The escalation in tit-for-tat expulsions of "diplomats" by the Czech Republic and Russia has all the hallmarks of a return to the days of the Cold War. They mark a rising muscularity in the Kremlin's secret operations abroad and a new diplomatic low for its relations with the West since the novichok nerve agent attack in Salisbury, England, in 2018.That led to 100 retaliatory expulsions by the West and the same number by Moscow.
The Czech move came only days after the US expelled Russian diplomats and sanctioned Moscow for election interference and cyber-espionage campaigns . Italy expelled two Russians last month on suspicion of spying after a naval captain was caught selling secrets to Russian intelligence.
Moscow and Kiev are also set to expel each other's diplomats after the Ukrainian consul to St Petersburg was arrested while, alarmingly, Russia has been massing military units on the Ukrainian border. EU foreign policy chief Josep Borrell yesterday estimated the build-up at 150,000 troops. Russia denies it is planning to invade but warns it will respond to threats to the ethnic Russian community in the Donbass region.
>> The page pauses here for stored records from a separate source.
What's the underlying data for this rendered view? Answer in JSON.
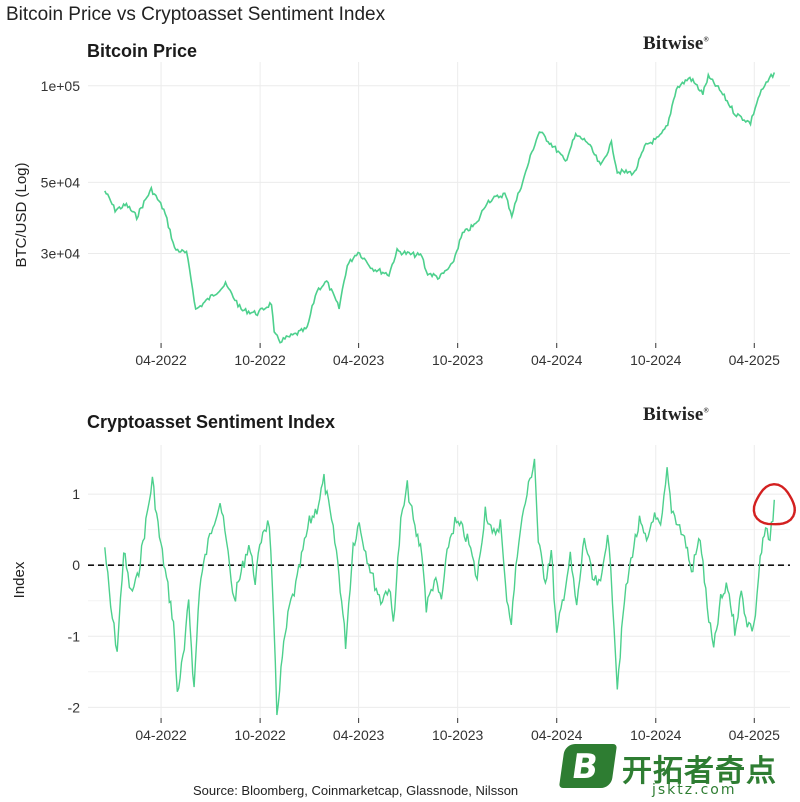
{
  "figure": {
    "title": "Bitcoin Price vs Cryptoasset Sentiment Index",
    "source": "Source: Bloomberg, Coinmarketcap, Glassnode, Nilsson",
    "brand": "Bitwise",
    "brand_mark": "®",
    "watermark": {
      "glyph": "B",
      "text": "开拓者奇点",
      "sub": "jsktz.com",
      "color": "#2e7d32"
    }
  },
  "chart_data": [
    {
      "type": "line",
      "title": "Bitcoin Price",
      "ylabel": "BTC/USD (Log)",
      "xlabel": "",
      "yscale": "log",
      "ylim": [
        16000,
        112000
      ],
      "grid": true,
      "line_color": "#4dd08d",
      "xticks": [
        "04-2022",
        "10-2022",
        "04-2023",
        "10-2023",
        "04-2024",
        "10-2024",
        "04-2025"
      ],
      "yticks": [
        {
          "value": 100000,
          "label": "1e+05"
        },
        {
          "value": 50000,
          "label": "5e+04"
        },
        {
          "value": 30000,
          "label": "3e+04"
        }
      ],
      "series": [
        {
          "x": [
            "2022-01-01",
            "2022-01-20",
            "2022-02-10",
            "2022-03-01",
            "2022-03-28",
            "2022-04-20",
            "2022-05-10",
            "2022-06-01",
            "2022-06-18",
            "2022-07-10",
            "2022-08-12",
            "2022-09-10",
            "2022-10-10",
            "2022-11-05",
            "2022-11-10",
            "2022-11-21",
            "2022-12-20",
            "2023-01-10",
            "2023-01-28",
            "2023-02-15",
            "2023-03-10",
            "2023-03-25",
            "2023-04-14",
            "2023-05-10",
            "2023-06-10",
            "2023-06-25",
            "2023-07-20",
            "2023-08-10",
            "2023-08-18",
            "2023-09-11",
            "2023-10-05",
            "2023-10-24",
            "2023-11-20",
            "2023-12-08",
            "2024-01-10",
            "2024-01-23",
            "2024-02-15",
            "2024-03-14",
            "2024-04-15",
            "2024-05-01",
            "2024-05-20",
            "2024-06-10",
            "2024-07-05",
            "2024-07-25",
            "2024-08-05",
            "2024-09-06",
            "2024-09-27",
            "2024-10-20",
            "2024-11-06",
            "2024-11-22",
            "2024-12-17",
            "2025-01-10",
            "2025-01-20",
            "2025-02-10",
            "2025-03-10",
            "2025-04-08",
            "2025-04-25",
            "2025-05-10",
            "2025-05-22"
          ],
          "y": [
            47000,
            41000,
            42500,
            39000,
            47500,
            41000,
            31000,
            30000,
            20000,
            21500,
            24000,
            20000,
            19500,
            21000,
            16800,
            16000,
            16800,
            17500,
            23000,
            24500,
            20200,
            27500,
            30400,
            27000,
            25800,
            30500,
            29800,
            29500,
            26200,
            25200,
            27600,
            34500,
            37300,
            43500,
            46000,
            39500,
            51800,
            72000,
            63000,
            58000,
            70000,
            67000,
            56000,
            66000,
            54000,
            53500,
            65500,
            68500,
            75000,
            98000,
            106000,
            94500,
            106500,
            97000,
            82000,
            76500,
            94000,
            103000,
            110000
          ]
        }
      ]
    },
    {
      "type": "line",
      "title": "Cryptoasset Sentiment Index",
      "ylabel": "Index",
      "xlabel": "",
      "ylim": [
        -2.15,
        1.55
      ],
      "grid": true,
      "line_color": "#4dd08d",
      "reference_line": {
        "y": 0,
        "style": "dashed",
        "color": "#111111"
      },
      "highlight": {
        "x": "2025-05-22",
        "y": 0.92,
        "shape": "hand-drawn circle",
        "color": "#d32020"
      },
      "xticks": [
        "04-2022",
        "10-2022",
        "04-2023",
        "10-2023",
        "04-2024",
        "10-2024",
        "04-2025"
      ],
      "yticks": [
        {
          "value": 1,
          "label": "1"
        },
        {
          "value": 0,
          "label": "0"
        },
        {
          "value": -1,
          "label": "-1"
        },
        {
          "value": -2,
          "label": "-2"
        }
      ],
      "series": [
        {
          "x": [
            "2022-01-01",
            "2022-01-12",
            "2022-01-24",
            "2022-02-05",
            "2022-02-18",
            "2022-03-02",
            "2022-03-18",
            "2022-03-30",
            "2022-04-12",
            "2022-04-25",
            "2022-05-08",
            "2022-05-15",
            "2022-05-28",
            "2022-06-05",
            "2022-06-15",
            "2022-06-25",
            "2022-07-08",
            "2022-07-20",
            "2022-08-02",
            "2022-08-14",
            "2022-08-28",
            "2022-09-10",
            "2022-09-24",
            "2022-10-06",
            "2022-10-20",
            "2022-11-01",
            "2022-11-09",
            "2022-11-15",
            "2022-11-25",
            "2022-12-08",
            "2022-12-20",
            "2023-01-02",
            "2023-01-14",
            "2023-01-28",
            "2023-02-10",
            "2023-02-24",
            "2023-03-05",
            "2023-03-12",
            "2023-03-22",
            "2023-04-05",
            "2023-04-16",
            "2023-04-28",
            "2023-05-12",
            "2023-05-26",
            "2023-06-10",
            "2023-06-18",
            "2023-07-02",
            "2023-07-14",
            "2023-07-28",
            "2023-08-10",
            "2023-08-18",
            "2023-09-02",
            "2023-09-15",
            "2023-09-28",
            "2023-10-10",
            "2023-10-24",
            "2023-11-05",
            "2023-11-20",
            "2023-12-05",
            "2023-12-18",
            "2024-01-02",
            "2024-01-11",
            "2024-01-22",
            "2024-02-05",
            "2024-02-20",
            "2024-03-05",
            "2024-03-12",
            "2024-03-25",
            "2024-04-05",
            "2024-04-15",
            "2024-04-28",
            "2024-05-10",
            "2024-05-22",
            "2024-06-05",
            "2024-06-20",
            "2024-07-05",
            "2024-07-18",
            "2024-07-30",
            "2024-08-05",
            "2024-08-18",
            "2024-09-02",
            "2024-09-15",
            "2024-09-28",
            "2024-10-10",
            "2024-10-24",
            "2024-11-05",
            "2024-11-13",
            "2024-11-25",
            "2024-12-10",
            "2024-12-20",
            "2025-01-05",
            "2025-01-18",
            "2025-01-30",
            "2025-02-12",
            "2025-02-25",
            "2025-03-10",
            "2025-03-22",
            "2025-04-02",
            "2025-04-14",
            "2025-04-26",
            "2025-05-06",
            "2025-05-14",
            "2025-05-22"
          ],
          "y": [
            0.25,
            -0.6,
            -1.2,
            0.2,
            -0.4,
            -0.2,
            0.6,
            1.2,
            0.4,
            -0.2,
            -0.8,
            -1.8,
            -1.2,
            -0.5,
            -1.75,
            -0.3,
            0.2,
            0.6,
            0.9,
            0.3,
            -0.5,
            -0.1,
            0.3,
            -0.2,
            0.5,
            0.6,
            -0.8,
            -2.1,
            -1.3,
            -0.6,
            -0.3,
            0.2,
            0.6,
            0.8,
            1.2,
            0.6,
            0.2,
            -0.3,
            -1.1,
            0.3,
            0.6,
            0.2,
            -0.2,
            -0.5,
            -0.3,
            -0.8,
            0.6,
            1.1,
            0.5,
            0.2,
            -0.6,
            -0.2,
            -0.5,
            0.3,
            0.6,
            0.5,
            0.3,
            -0.2,
            0.8,
            0.4,
            0.6,
            -0.3,
            -0.8,
            0.4,
            1.0,
            1.5,
            0.3,
            -0.2,
            0.2,
            -1.0,
            -0.4,
            0.1,
            -0.6,
            0.4,
            -0.2,
            -0.3,
            0.5,
            -0.8,
            -1.7,
            -0.5,
            0.2,
            0.6,
            0.3,
            0.7,
            0.5,
            1.3,
            0.8,
            0.6,
            0.3,
            -0.1,
            0.4,
            -0.6,
            -1.2,
            -0.5,
            -0.3,
            -0.9,
            -0.4,
            -0.8,
            -0.9,
            0.1,
            0.5,
            0.3,
            0.92
          ]
        }
      ]
    }
  ]
}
There have also been angry exchanges between western capitals and Moscow over its treatment of opposition politician Alexei Navalny who was yesterday moved to prison hospital amid fears for his deteriorating health.
Russian military intelligence (GRU) fingerprints – specifically those of operatives of the 29155 GRU unit, specialist in deadly operations across Europe – are all over the blast at a warehouse containing 58 tonnes of ammunition in the eastern Czech Republic in 2014. The Czech government's identification of two suspects, Alexander Mishkin and Anatoliy Chepiga, linked to the Salisbury attack makes Moscow's denials deeply implausible.
Yesterday’s meeting of EU foreign ministers was more preoccupied with the Ukrainian build-up, but ministers expressed their solidarity with the Czech Republic. The 2014 attack, they said, was an attack on the union itself.